I would avoid learning make hodge-podge from StackOverflow as that will just frustrate you. If you take the info page in pieces and are a little methodical about it, you will probably end up liking make!
I was thinking of the multiple build outputs issue. The fact that someone gave the "obvious but wrong" [1] solution as an answer only underscores this problem.
Make is full of cases where the obvious thing is wrong. That is not a good UI!
As a conceptual summary, I would say that the problems stem from a couple underlying causes:
1) The execution model of Make is confused. It is sort of "functional" but sort of not. To debug it sometimes you have to "step through" the procedural logic of Make, rather than reasoning about inputs and outputs like a functional program. I mentioned this here [2].
2) You want to specify the correct build graph, and Make offers you virtually no help in doing so. An incorrect graph is when you underspecify or overspecify your dependencies. Underspecifying means you do "make clean" all the time because the build might be wrong. Overspecifying means your builds are slow because things rebuild that shouldn't rebuild.

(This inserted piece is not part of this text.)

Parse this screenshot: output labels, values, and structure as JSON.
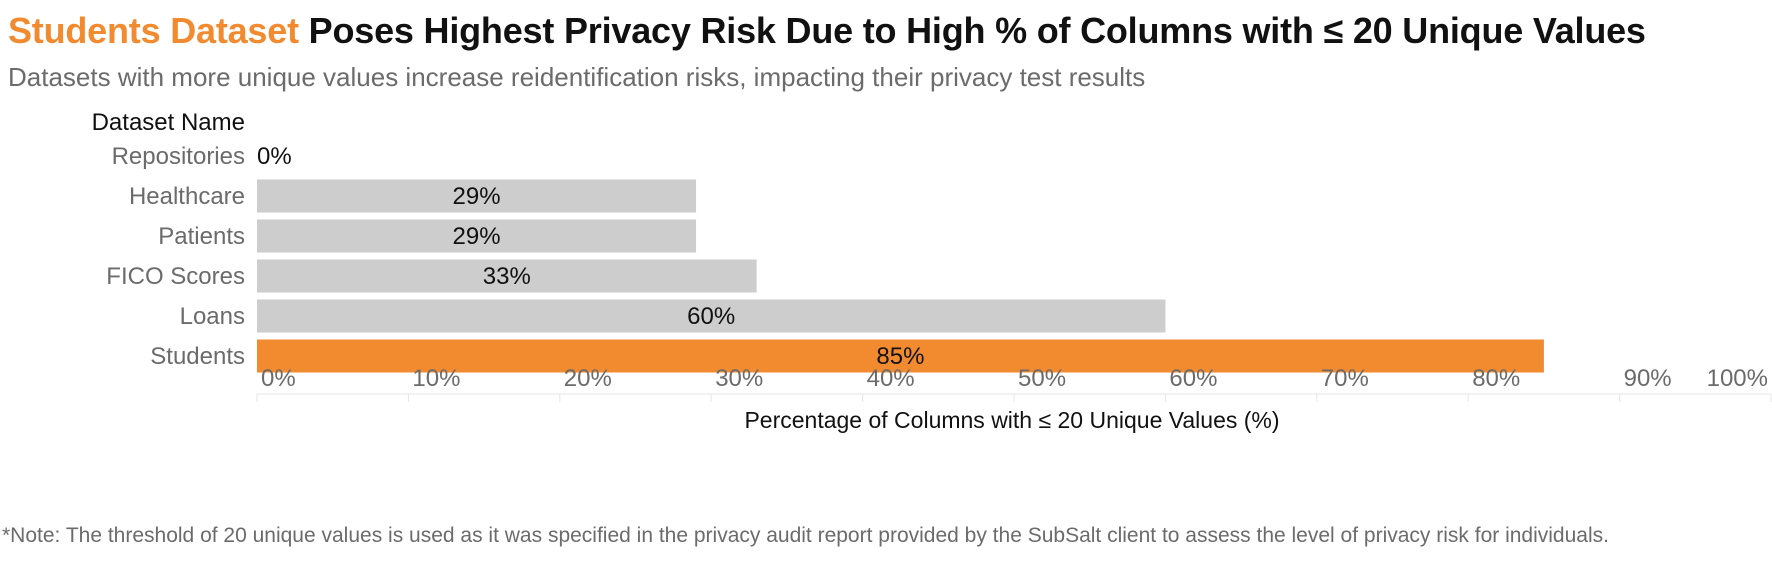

In practice, Makefiles are full bugs like this. In fact I should have mentioned that my Oil makfile is FULL OF bugs. Making it truly correct is hard to express because some dependencies are dynamic (i.e. the gcc -M problem.) But I just "make clean" for now.

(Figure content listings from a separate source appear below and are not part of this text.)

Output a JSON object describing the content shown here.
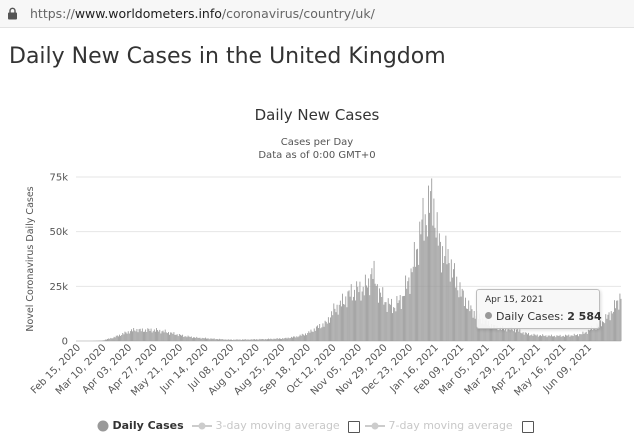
{
  "browser": {
    "url_scheme": "https://",
    "url_host": "www.worldometers.info",
    "url_path": "/coronavirus/country/uk/"
  },
  "page": {
    "title": "Daily New Cases in the United Kingdom"
  },
  "chart_data": {
    "type": "bar",
    "title": "Daily New Cases",
    "subtitle": "Cases per Day",
    "subtitle2": "Data as of 0:00 GMT+0",
    "ylabel": "Novel Coronavirus Daily Cases",
    "ylim": [
      0,
      75000
    ],
    "yticks": [
      0,
      25000,
      50000,
      75000
    ],
    "ytick_labels": [
      "0",
      "25k",
      "50k",
      "75k"
    ],
    "xticks": [
      "Feb 15, 2020",
      "Mar 10, 2020",
      "Apr 03, 2020",
      "Apr 27, 2020",
      "May 21, 2020",
      "Jun 14, 2020",
      "Jul 08, 2020",
      "Aug 01, 2020",
      "Aug 25, 2020",
      "Sep 18, 2020",
      "Oct 12, 2020",
      "Nov 05, 2020",
      "Nov 29, 2020",
      "Dec 23, 2020",
      "Jan 16, 2021",
      "Feb 09, 2021",
      "Mar 05, 2021",
      "Mar 29, 2021",
      "Apr 22, 2021",
      "May 16, 2021",
      "Jun 09, 2021"
    ],
    "x_start": "2020-02-15",
    "x_end": "2021-06-30",
    "series": [
      {
        "name": "Daily Cases",
        "color": "#999999",
        "points": [
          [
            "2020-02-15",
            0
          ],
          [
            "2020-03-01",
            30
          ],
          [
            "2020-03-10",
            200
          ],
          [
            "2020-03-20",
            1500
          ],
          [
            "2020-03-28",
            3000
          ],
          [
            "2020-04-05",
            4500
          ],
          [
            "2020-04-10",
            5200
          ],
          [
            "2020-04-15",
            4800
          ],
          [
            "2020-04-22",
            5000
          ],
          [
            "2020-04-30",
            4800
          ],
          [
            "2020-05-07",
            4200
          ],
          [
            "2020-05-15",
            3300
          ],
          [
            "2020-05-25",
            2200
          ],
          [
            "2020-06-05",
            1500
          ],
          [
            "2020-06-20",
            1000
          ],
          [
            "2020-07-05",
            600
          ],
          [
            "2020-07-25",
            700
          ],
          [
            "2020-08-10",
            900
          ],
          [
            "2020-08-25",
            1200
          ],
          [
            "2020-09-05",
            2000
          ],
          [
            "2020-09-15",
            3500
          ],
          [
            "2020-09-25",
            6500
          ],
          [
            "2020-10-02",
            8000
          ],
          [
            "2020-10-09",
            14000
          ],
          [
            "2020-10-16",
            17000
          ],
          [
            "2020-10-23",
            21000
          ],
          [
            "2020-10-30",
            23000
          ],
          [
            "2020-11-06",
            24000
          ],
          [
            "2020-11-10",
            26000
          ],
          [
            "2020-11-13",
            32000
          ],
          [
            "2020-11-20",
            22000
          ],
          [
            "2020-11-27",
            17000
          ],
          [
            "2020-12-04",
            15500
          ],
          [
            "2020-12-11",
            20000
          ],
          [
            "2020-12-18",
            29000
          ],
          [
            "2020-12-23",
            38000
          ],
          [
            "2020-12-29",
            53000
          ],
          [
            "2021-01-02",
            57000
          ],
          [
            "2021-01-05",
            61000
          ],
          [
            "2021-01-08",
            67000
          ],
          [
            "2021-01-12",
            48000
          ],
          [
            "2021-01-16",
            41000
          ],
          [
            "2021-01-22",
            38000
          ],
          [
            "2021-01-29",
            28000
          ],
          [
            "2021-02-05",
            20000
          ],
          [
            "2021-02-12",
            14000
          ],
          [
            "2021-02-19",
            11000
          ],
          [
            "2021-02-26",
            8500
          ],
          [
            "2021-03-05",
            6500
          ],
          [
            "2021-03-12",
            5700
          ],
          [
            "2021-03-19",
            5500
          ],
          [
            "2021-03-26",
            5000
          ],
          [
            "2021-04-02",
            3600
          ],
          [
            "2021-04-09",
            2800
          ],
          [
            "2021-04-15",
            2584
          ],
          [
            "2021-04-22",
            2400
          ],
          [
            "2021-04-29",
            2300
          ],
          [
            "2021-05-06",
            2300
          ],
          [
            "2021-05-13",
            2500
          ],
          [
            "2021-05-20",
            2700
          ],
          [
            "2021-05-27",
            3500
          ],
          [
            "2021-06-03",
            5500
          ],
          [
            "2021-06-10",
            7500
          ],
          [
            "2021-06-17",
            10500
          ],
          [
            "2021-06-24",
            15000
          ],
          [
            "2021-06-30",
            21000
          ]
        ]
      }
    ],
    "tooltip": {
      "date": "Apr 15, 2021",
      "label": "Daily Cases:",
      "value": "2 584"
    },
    "legend": [
      {
        "name": "Daily Cases",
        "enabled": true,
        "color": "#999999"
      },
      {
        "name": "3-day moving average",
        "enabled": false,
        "color": "#cccccc"
      },
      {
        "name": "7-day moving average",
        "enabled": false,
        "color": "#cccccc"
      }
    ],
    "grid": true,
    "legend_position": "bottom"
  }
}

The Google build system Bazel [3] is very principled about these things, but I don't think it makes sense for most open source projects because it's pretty heavy and makes a lot of assumptions. It works well within Google though.
It does some simple things like check that your build action actually produces the things it said it would! Make does not do this! It can run build actions in a sandbox, to prevent them from using prerequisites that aren't declared. And it has better concepts of build variants, better caching, etc.
All these things are really helpful for specifying a correct build graph (and actually trivial to implement).
3) Another thing I thought of: Make works on timestamps of file system entries, but timestamps in Unix mean totally different things for files and directories! You can depend on a directory and that has no coherent meaning that I can think of. Conversely it's hard to depend on a directory tree of files whose names aren't known in advance.
4) Both Make and Bazel essentially assume the build graph is static, when it is often dynamic. (gcc -M again, but I also encountered it with Oil's Python dependencies) The "Shake" build system apparently does something clever here.